Written by on November 4, 2015 in Demographics, Refugee Status with 0 Comments

6017941548_ba38f0e989_bMuch is said and written about the immigrant population in the United States. However, most work focuses on immigrant populations from Latin America and Asia. Fortunately, the Pew Research Center has just provided a new snapshot of the foreign-born population that hails from countries across Africa. While Africans remain a small share of the total foreign-born population, their numbers are growing and in some areas they make up a significant share of the local immigrant population.

According to Pew:

“There were 1.8 million African immigrants living in the U.S. in 2013, up from 881,000 in 2000 and a substantial increase from 1970, when the U.S. was home to only 80,000 foreign-born Africans. They accounted for 4.4% of the immigrant population in 2013, up from 0.8% in 1970.”

Immigrants from Nigeria, Ethiopia, Egypt, Ghana, and Kenya accounted for nearly half of the foreign-born African population in the United States in 2013. However, other nations like the Democratic Republic of Congo, Sudan, Eritrea, and Ethiopia are represented due to refugee resettlement programs in the United States—a cornerstone of America’s long-standing commitment to providing safety and sanctuary to those experiencing war and political upheaval.

Pew notes that:

“this recent wave can be traced to the Refugee Act of 1980, which made it easier for those fleeing conflict-ridden areas, such as Somalia and Ethiopia, to resettle in the U.S. Back then, less than 1% of all refugee arrivals were from Africa, compared with 32% today, according to figures from the U.S. State Department’s Refugee Processing Center.”

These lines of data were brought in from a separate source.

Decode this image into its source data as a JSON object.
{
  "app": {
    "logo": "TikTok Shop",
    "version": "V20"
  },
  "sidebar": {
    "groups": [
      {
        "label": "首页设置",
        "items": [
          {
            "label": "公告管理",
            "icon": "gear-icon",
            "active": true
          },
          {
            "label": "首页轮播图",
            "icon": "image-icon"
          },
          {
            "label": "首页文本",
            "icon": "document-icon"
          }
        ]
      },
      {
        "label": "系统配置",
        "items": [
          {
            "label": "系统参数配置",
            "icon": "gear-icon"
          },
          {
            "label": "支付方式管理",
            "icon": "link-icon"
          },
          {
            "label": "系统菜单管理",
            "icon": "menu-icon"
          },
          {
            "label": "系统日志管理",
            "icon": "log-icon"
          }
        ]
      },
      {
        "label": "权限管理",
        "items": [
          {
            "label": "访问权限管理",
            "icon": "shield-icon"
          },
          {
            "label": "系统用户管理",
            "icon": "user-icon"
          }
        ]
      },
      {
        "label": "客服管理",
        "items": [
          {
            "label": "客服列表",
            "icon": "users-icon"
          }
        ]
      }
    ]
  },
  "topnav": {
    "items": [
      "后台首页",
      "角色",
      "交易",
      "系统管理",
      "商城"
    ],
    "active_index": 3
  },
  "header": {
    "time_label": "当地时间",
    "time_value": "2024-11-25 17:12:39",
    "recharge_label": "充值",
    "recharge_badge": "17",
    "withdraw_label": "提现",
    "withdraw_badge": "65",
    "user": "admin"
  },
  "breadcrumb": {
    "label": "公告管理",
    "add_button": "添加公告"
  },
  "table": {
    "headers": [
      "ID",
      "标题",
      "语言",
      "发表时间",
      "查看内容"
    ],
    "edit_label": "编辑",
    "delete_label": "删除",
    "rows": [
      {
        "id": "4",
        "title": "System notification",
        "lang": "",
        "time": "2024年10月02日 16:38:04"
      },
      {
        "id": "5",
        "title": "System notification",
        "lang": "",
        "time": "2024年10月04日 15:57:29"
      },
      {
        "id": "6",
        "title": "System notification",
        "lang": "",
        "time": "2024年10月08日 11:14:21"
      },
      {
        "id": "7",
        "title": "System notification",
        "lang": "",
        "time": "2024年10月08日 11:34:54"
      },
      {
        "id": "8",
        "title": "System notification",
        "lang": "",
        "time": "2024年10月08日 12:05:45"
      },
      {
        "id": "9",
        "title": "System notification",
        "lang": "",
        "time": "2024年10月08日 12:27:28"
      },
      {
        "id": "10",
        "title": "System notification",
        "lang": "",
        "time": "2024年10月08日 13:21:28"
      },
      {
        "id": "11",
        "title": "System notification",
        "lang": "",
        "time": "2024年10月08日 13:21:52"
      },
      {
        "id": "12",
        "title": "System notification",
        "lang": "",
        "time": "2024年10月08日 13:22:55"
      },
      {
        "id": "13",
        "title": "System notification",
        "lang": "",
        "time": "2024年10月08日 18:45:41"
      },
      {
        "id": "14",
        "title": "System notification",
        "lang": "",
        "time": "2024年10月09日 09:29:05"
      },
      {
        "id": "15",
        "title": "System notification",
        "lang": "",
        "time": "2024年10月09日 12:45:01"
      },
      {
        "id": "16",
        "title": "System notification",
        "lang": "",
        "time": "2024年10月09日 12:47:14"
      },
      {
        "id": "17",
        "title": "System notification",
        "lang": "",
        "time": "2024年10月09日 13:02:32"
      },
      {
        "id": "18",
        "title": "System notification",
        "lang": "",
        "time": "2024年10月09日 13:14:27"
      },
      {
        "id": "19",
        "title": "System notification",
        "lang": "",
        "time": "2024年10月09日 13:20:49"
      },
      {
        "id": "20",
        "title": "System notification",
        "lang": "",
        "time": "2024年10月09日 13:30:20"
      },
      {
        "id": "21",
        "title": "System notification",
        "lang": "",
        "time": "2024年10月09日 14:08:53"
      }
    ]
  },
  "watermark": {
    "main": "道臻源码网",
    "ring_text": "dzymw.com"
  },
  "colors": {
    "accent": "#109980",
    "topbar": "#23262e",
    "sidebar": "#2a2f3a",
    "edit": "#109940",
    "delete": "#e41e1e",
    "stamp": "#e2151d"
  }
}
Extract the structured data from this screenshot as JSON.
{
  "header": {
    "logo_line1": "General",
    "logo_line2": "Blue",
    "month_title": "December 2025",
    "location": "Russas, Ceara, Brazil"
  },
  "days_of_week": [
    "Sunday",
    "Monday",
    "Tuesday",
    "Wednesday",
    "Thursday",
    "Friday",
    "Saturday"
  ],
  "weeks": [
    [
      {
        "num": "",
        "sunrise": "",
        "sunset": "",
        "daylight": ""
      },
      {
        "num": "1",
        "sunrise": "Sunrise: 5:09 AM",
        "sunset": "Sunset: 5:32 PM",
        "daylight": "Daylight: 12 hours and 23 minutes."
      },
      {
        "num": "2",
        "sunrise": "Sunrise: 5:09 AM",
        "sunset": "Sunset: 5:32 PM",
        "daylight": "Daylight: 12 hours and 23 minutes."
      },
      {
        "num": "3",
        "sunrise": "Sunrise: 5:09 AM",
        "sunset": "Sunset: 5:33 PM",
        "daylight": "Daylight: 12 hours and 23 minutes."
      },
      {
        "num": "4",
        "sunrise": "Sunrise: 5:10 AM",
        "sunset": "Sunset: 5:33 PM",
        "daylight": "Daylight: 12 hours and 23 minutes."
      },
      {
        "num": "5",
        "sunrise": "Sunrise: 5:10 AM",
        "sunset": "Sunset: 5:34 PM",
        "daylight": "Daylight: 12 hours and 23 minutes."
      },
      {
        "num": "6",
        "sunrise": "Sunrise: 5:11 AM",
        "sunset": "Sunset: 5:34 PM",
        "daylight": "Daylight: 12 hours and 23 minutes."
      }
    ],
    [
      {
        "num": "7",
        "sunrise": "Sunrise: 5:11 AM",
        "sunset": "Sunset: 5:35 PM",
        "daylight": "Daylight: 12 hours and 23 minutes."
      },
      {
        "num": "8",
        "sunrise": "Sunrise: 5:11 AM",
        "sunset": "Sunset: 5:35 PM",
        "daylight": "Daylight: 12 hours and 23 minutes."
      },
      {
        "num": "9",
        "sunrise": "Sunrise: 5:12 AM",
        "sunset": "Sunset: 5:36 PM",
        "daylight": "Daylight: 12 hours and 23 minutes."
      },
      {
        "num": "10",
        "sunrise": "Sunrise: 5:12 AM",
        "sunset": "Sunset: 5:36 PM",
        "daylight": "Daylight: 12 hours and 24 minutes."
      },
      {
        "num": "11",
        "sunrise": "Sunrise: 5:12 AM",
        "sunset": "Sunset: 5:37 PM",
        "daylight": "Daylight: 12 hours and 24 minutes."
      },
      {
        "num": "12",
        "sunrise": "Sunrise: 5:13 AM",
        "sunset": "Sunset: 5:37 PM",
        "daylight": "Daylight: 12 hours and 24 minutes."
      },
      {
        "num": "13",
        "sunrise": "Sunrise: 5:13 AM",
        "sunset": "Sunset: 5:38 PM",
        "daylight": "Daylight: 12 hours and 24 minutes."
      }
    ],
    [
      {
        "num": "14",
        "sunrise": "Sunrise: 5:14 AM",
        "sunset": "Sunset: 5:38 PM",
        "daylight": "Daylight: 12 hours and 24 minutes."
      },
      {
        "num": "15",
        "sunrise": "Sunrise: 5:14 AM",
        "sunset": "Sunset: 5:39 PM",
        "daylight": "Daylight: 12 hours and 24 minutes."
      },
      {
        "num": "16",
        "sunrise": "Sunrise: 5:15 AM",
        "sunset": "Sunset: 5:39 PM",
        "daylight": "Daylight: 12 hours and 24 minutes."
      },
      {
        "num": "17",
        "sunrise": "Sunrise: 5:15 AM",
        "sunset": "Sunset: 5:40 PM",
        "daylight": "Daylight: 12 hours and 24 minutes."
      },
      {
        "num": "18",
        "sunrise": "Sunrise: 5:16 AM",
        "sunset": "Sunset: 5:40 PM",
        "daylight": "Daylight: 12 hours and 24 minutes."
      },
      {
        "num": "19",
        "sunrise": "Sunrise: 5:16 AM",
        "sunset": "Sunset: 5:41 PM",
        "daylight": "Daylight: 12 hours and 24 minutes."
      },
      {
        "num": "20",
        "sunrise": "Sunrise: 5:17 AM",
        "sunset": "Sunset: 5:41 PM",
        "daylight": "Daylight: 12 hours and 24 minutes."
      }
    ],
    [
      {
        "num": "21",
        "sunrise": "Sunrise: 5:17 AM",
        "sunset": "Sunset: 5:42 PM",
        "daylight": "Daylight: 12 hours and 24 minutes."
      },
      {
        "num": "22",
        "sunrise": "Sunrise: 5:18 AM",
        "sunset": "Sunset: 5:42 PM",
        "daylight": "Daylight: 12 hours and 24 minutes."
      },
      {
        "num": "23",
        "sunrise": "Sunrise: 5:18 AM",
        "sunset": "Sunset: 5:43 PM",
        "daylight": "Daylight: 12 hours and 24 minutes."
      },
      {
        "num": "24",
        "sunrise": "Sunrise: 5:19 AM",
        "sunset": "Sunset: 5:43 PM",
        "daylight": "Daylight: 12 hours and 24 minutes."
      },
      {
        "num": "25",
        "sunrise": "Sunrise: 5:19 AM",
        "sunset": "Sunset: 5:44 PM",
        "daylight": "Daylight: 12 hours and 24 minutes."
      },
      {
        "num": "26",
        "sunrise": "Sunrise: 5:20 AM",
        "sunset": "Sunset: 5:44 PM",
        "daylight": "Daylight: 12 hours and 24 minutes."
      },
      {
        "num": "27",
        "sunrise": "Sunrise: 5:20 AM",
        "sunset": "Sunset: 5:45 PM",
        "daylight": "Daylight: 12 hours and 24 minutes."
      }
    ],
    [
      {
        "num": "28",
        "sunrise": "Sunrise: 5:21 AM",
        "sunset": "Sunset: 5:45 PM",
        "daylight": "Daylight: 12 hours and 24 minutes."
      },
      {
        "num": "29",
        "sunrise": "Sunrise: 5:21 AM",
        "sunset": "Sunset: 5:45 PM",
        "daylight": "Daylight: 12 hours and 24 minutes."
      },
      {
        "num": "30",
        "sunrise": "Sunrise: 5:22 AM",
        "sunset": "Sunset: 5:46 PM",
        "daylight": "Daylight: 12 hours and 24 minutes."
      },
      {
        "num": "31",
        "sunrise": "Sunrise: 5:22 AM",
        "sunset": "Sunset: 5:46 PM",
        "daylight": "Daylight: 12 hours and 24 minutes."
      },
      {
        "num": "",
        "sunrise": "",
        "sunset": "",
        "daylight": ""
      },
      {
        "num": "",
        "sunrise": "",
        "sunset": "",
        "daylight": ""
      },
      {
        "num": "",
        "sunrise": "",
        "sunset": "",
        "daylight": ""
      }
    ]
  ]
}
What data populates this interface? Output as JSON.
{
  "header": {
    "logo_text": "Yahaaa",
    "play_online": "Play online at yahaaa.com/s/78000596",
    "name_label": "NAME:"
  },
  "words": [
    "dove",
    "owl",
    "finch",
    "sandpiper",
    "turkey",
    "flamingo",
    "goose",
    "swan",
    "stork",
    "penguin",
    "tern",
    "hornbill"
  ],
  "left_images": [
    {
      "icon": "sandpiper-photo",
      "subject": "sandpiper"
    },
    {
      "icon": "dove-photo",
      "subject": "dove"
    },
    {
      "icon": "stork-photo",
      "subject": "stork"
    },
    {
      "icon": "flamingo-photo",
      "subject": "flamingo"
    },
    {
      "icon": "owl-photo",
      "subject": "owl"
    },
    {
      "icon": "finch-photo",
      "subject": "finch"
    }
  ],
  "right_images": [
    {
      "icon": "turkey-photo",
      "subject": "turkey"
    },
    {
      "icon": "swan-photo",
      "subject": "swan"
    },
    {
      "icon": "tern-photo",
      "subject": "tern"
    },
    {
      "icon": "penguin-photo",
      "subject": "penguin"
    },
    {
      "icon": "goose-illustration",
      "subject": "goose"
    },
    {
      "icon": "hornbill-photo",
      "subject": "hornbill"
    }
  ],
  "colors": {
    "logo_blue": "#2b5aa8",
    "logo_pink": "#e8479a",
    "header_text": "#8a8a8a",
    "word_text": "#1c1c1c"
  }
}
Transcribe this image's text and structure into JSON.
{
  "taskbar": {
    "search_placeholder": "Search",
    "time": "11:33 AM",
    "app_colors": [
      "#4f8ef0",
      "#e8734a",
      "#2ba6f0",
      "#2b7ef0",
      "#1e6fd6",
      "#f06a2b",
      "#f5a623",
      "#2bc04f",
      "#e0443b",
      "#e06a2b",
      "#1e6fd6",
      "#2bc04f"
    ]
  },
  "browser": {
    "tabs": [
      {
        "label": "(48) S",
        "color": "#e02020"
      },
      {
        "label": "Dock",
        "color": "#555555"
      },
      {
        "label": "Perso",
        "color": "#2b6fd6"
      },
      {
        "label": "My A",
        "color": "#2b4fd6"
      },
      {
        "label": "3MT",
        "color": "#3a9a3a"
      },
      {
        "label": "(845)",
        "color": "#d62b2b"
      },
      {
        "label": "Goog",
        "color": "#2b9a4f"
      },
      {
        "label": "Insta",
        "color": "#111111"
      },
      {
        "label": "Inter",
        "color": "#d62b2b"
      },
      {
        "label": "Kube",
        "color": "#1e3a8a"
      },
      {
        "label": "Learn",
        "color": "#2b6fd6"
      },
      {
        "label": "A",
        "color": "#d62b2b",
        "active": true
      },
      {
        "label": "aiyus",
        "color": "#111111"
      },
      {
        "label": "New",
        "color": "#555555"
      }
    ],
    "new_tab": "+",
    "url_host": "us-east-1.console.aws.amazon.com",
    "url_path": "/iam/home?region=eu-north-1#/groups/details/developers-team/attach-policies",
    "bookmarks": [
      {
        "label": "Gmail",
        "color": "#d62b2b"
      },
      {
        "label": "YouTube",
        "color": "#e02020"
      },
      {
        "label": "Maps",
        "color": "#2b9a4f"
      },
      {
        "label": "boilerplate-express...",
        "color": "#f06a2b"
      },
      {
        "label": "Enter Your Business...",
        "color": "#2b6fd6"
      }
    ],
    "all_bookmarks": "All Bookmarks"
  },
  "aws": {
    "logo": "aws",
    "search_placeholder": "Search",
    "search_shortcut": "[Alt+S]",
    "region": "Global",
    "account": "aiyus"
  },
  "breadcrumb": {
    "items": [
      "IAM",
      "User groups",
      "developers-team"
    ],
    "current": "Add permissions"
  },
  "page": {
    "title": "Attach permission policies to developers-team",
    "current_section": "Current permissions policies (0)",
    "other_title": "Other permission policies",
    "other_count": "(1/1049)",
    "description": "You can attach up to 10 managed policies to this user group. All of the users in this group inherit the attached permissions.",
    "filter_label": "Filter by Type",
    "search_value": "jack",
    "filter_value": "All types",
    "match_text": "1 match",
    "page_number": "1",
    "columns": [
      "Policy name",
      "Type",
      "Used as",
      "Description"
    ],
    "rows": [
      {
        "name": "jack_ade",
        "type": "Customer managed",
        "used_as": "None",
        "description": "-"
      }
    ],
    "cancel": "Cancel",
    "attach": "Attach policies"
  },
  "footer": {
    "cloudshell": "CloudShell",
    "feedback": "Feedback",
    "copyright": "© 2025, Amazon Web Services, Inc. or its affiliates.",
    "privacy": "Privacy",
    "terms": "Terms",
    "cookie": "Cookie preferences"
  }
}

Many Africans from Sub-Saharan countries arrived thanks to the diversity visa lottery program, designed to bring more diversity to the Immigrant population entering the United States.

Pew writes:

“African immigrants from the sub-Saharan region are also more likely than immigrants overall to enter the U.S. through the diversity visa program – an act passed in 1990 to encourage immigration from underrepresented nations.”

Pew also describes enclaves of specific African nationalities that have settled in areas around the nation, making them the largest immigrant group locally:

“Many African refugees from Sudan, Somalia and Ethiopia have settled in South Dakota (Ethiopians are the largest immigrant group overall there). Africans make up 28% of South Dakota’s foreign-born population. Fueled by Minnesota’s sizable Somali-born community, 21% of the foreign-born population in that state is African. Africans account for a sizable portion of the overall immigrant population in several other areas, including Washington, D.C., Maryland and Maine.”

Pew provides an important analysis of the growing share of African immigrants who now call the United States home.